Welcome to the Hotel Buffalo
Such a lovely place
Such a lovely face
Plenty of room at the Hotel Buffalo
Any time of year, you can find it here......
Oh my life in Buffalo, it's has been since 2003 that I've been back in Buffalo, spending a few years out of state in Providence, RI. Growing, developing, trying to forget and covering up my past to become someone new, something different to come back to BLO a new person and every time the homeland bitch slaps you in the face. Any time of year you can find it hear BFLO. The past likes to come back and haunt you from time to time and I, not being any wiser then I once was but with much more wisdom then I once had in all fun volunteered at the Taste of Buffalo only to find people that I went to HS with. Of course, why not this is only the nations 2nd largest Taste and a not to miss event in Buffalo. So I get to come face to face without words a part of my past that I look to escape. Then comes to mind how I hate certain aspects of myself, the things I want to change and how I MUST look better then everyone else when my 10 year reunion comes to swing and how I need to accomplish something by then so I'm not the same of thing I was back then and of course this folds into the drama and hazards of my life since graduation, the mistakes I've made, the faults that have occured and how I am so much more and so still the same. I keep making the same mistakes and yet I find new ones to make but ultimatly I keep judging myself the hardest AND not forgiving myself for the actions.

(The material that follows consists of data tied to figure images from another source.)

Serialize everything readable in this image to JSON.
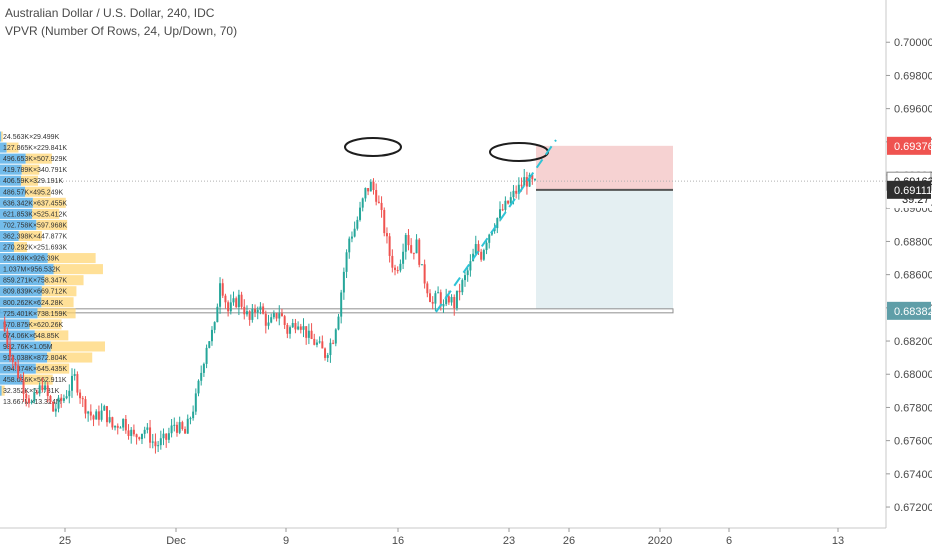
{
  "header": {
    "title": "Australian Dollar / U.S. Dollar, 240, IDC",
    "indicator": "VPVR (Number Of Rows, 24, Up/Down, 70)"
  },
  "colors": {
    "up": "#26a69a",
    "down": "#ef5350",
    "vp_up": "#5ab0e8",
    "vp_down": "#ffd36b",
    "sl_zone": "#f6d2d2",
    "tp_zone": "#e4eff2",
    "price_red": "#ef5350",
    "price_dark": "#2e2e2e",
    "price_teal": "#5f9ea8"
  },
  "chart_data": {
    "type": "candlestick",
    "yaxis_ticks": [
      "0.70000",
      "0.69800",
      "0.69600",
      "0.69400",
      "0.69200",
      "0.69000",
      "0.68800",
      "0.68600",
      "0.68400",
      "0.68200",
      "0.68000",
      "0.67800",
      "0.67600",
      "0.67400",
      "0.67200"
    ],
    "ylim": [
      0.6714,
      0.7014
    ],
    "xaxis_ticks": [
      "25",
      "Dec",
      "9",
      "16",
      "23",
      "26",
      "2020",
      "6",
      "13"
    ],
    "price_labels": [
      {
        "text": "0.69376",
        "value": 0.69376,
        "style": "red"
      },
      {
        "text": "0.69163",
        "value": 0.69163,
        "style": "light"
      },
      {
        "text": "39:27",
        "value": 0.69055,
        "style": "white"
      },
      {
        "text": "0.69111",
        "value": 0.69111,
        "style": "dark"
      },
      {
        "text": "0.68382",
        "value": 0.68382,
        "style": "teal"
      }
    ],
    "path": [
      [
        0,
        0.6832
      ],
      [
        4,
        0.6808
      ],
      [
        8,
        0.6792
      ],
      [
        11,
        0.6782
      ],
      [
        15,
        0.6794
      ],
      [
        19,
        0.6778
      ],
      [
        23,
        0.6786
      ],
      [
        27,
        0.6798
      ],
      [
        30,
        0.6783
      ],
      [
        34,
        0.6773
      ],
      [
        38,
        0.6778
      ],
      [
        41,
        0.6768
      ],
      [
        45,
        0.6772
      ],
      [
        49,
        0.6762
      ],
      [
        53,
        0.6767
      ],
      [
        57,
        0.6757
      ],
      [
        61,
        0.6761
      ],
      [
        64,
        0.677
      ],
      [
        68,
        0.6764
      ],
      [
        72,
        0.6785
      ],
      [
        76,
        0.6818
      ],
      [
        79,
        0.6828
      ],
      [
        81,
        0.6858
      ],
      [
        84,
        0.6838
      ],
      [
        88,
        0.6846
      ],
      [
        92,
        0.6832
      ],
      [
        95,
        0.6842
      ],
      [
        99,
        0.6829
      ],
      [
        103,
        0.6838
      ],
      [
        106,
        0.6826
      ],
      [
        110,
        0.6833
      ],
      [
        114,
        0.6822
      ],
      [
        117,
        0.6818
      ],
      [
        120,
        0.6812
      ],
      [
        123,
        0.6822
      ],
      [
        125,
        0.6838
      ],
      [
        127,
        0.6862
      ],
      [
        129,
        0.6882
      ],
      [
        131,
        0.6888
      ],
      [
        133,
        0.6898
      ],
      [
        135,
        0.691
      ],
      [
        137,
        0.6914
      ],
      [
        139,
        0.6908
      ],
      [
        141,
        0.6895
      ],
      [
        144,
        0.6872
      ],
      [
        146,
        0.6862
      ],
      [
        148,
        0.687
      ],
      [
        150,
        0.6886
      ],
      [
        152,
        0.6874
      ],
      [
        154,
        0.6878
      ],
      [
        156,
        0.6862
      ],
      [
        158,
        0.6852
      ],
      [
        160,
        0.6842
      ],
      [
        162,
        0.6848
      ],
      [
        164,
        0.684
      ],
      [
        166,
        0.6846
      ],
      [
        168,
        0.6842
      ],
      [
        170,
        0.6851
      ],
      [
        172,
        0.6858
      ],
      [
        174,
        0.6866
      ],
      [
        176,
        0.6876
      ],
      [
        178,
        0.6872
      ],
      [
        180,
        0.6882
      ],
      [
        182,
        0.6889
      ],
      [
        184,
        0.6894
      ],
      [
        186,
        0.6899
      ],
      [
        188,
        0.6903
      ],
      [
        190,
        0.6908
      ],
      [
        192,
        0.6912
      ],
      [
        194,
        0.6917
      ],
      [
        196,
        0.6916
      ],
      [
        198,
        0.6914
      ]
    ],
    "volume_profile": [
      {
        "label": "24.563K×29.499K",
        "up": 24.563,
        "down": 29.499
      },
      {
        "label": "127.865K×229.841K",
        "up": 127.865,
        "down": 229.841
      },
      {
        "label": "496.653K×507.929K",
        "up": 496.653,
        "down": 507.929
      },
      {
        "label": "419.789K×340.791K",
        "up": 419.789,
        "down": 340.791
      },
      {
        "label": "406.59K×329.191K",
        "up": 406.59,
        "down": 329.191
      },
      {
        "label": "486.57K×495.249K",
        "up": 486.57,
        "down": 495.249
      },
      {
        "label": "636.342K×637.455K",
        "up": 636.342,
        "down": 637.455
      },
      {
        "label": "621.853K×525.412K",
        "up": 621.853,
        "down": 525.412
      },
      {
        "label": "702.758K×597.968K",
        "up": 702.758,
        "down": 597.968
      },
      {
        "label": "362.398K×447.877K",
        "up": 362.398,
        "down": 447.877
      },
      {
        "label": "270.292K×251.693K",
        "up": 270.292,
        "down": 251.693
      },
      {
        "label": "924.89K×926.39K",
        "up": 924.89,
        "down": 926.39
      },
      {
        "label": "1.037M×956.532K",
        "up": 1037,
        "down": 956.532
      },
      {
        "label": "859.271K×758.347K",
        "up": 859.271,
        "down": 758.347
      },
      {
        "label": "809.839K×669.712K",
        "up": 809.839,
        "down": 669.712
      },
      {
        "label": "800.262K×624.28K",
        "up": 800.262,
        "down": 624.28
      },
      {
        "label": "725.401K×738.159K",
        "up": 725.401,
        "down": 738.159
      },
      {
        "label": "570.875K×620.26K",
        "up": 570.875,
        "down": 620.26
      },
      {
        "label": "674.06K×648.85K",
        "up": 674.06,
        "down": 648.85
      },
      {
        "label": "982.76K×1.05M",
        "up": 982.76,
        "down": 1050
      },
      {
        "label": "913.038K×872.804K",
        "up": 913.038,
        "down": 872.804
      },
      {
        "label": "694.374K×645.435K",
        "up": 694.374,
        "down": 645.435
      },
      {
        "label": "458.036K×562.911K",
        "up": 458.036,
        "down": 562.911
      },
      {
        "label": "32.352K×57.731K",
        "up": 32.352,
        "down": 57.731
      },
      {
        "label": "13.667M×13.324M",
        "up": 0,
        "down": 0
      }
    ]
  }
}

I want to much and yet I can't get the drive to do it. I have my own online business, I do nothing with it. I have potential to move up and go anywhere with my company, I dont feel like it. The only thing I seem to be good as it doing nothing, creating nothing and go no where and why b/c I don't respect or love myself enough to achieve anything that I want or deserve. I know and have discussed that this is something I grew up learning and yet I don't move forward with it. I distract myself from my goal to allow myself to be destroyed even further. This has to stop, I need an action plan, a game plan. I had one when I worked at Nordstrom and I'm not holding myself to any plan b/c I havent created one.
SO that is what I must do, create an action plan, let go of the past and move forward, move on with the life that I want to live and I'm going to keep myself to it.
So long Hotel BUFFALO and hello open road of life, love and happiness!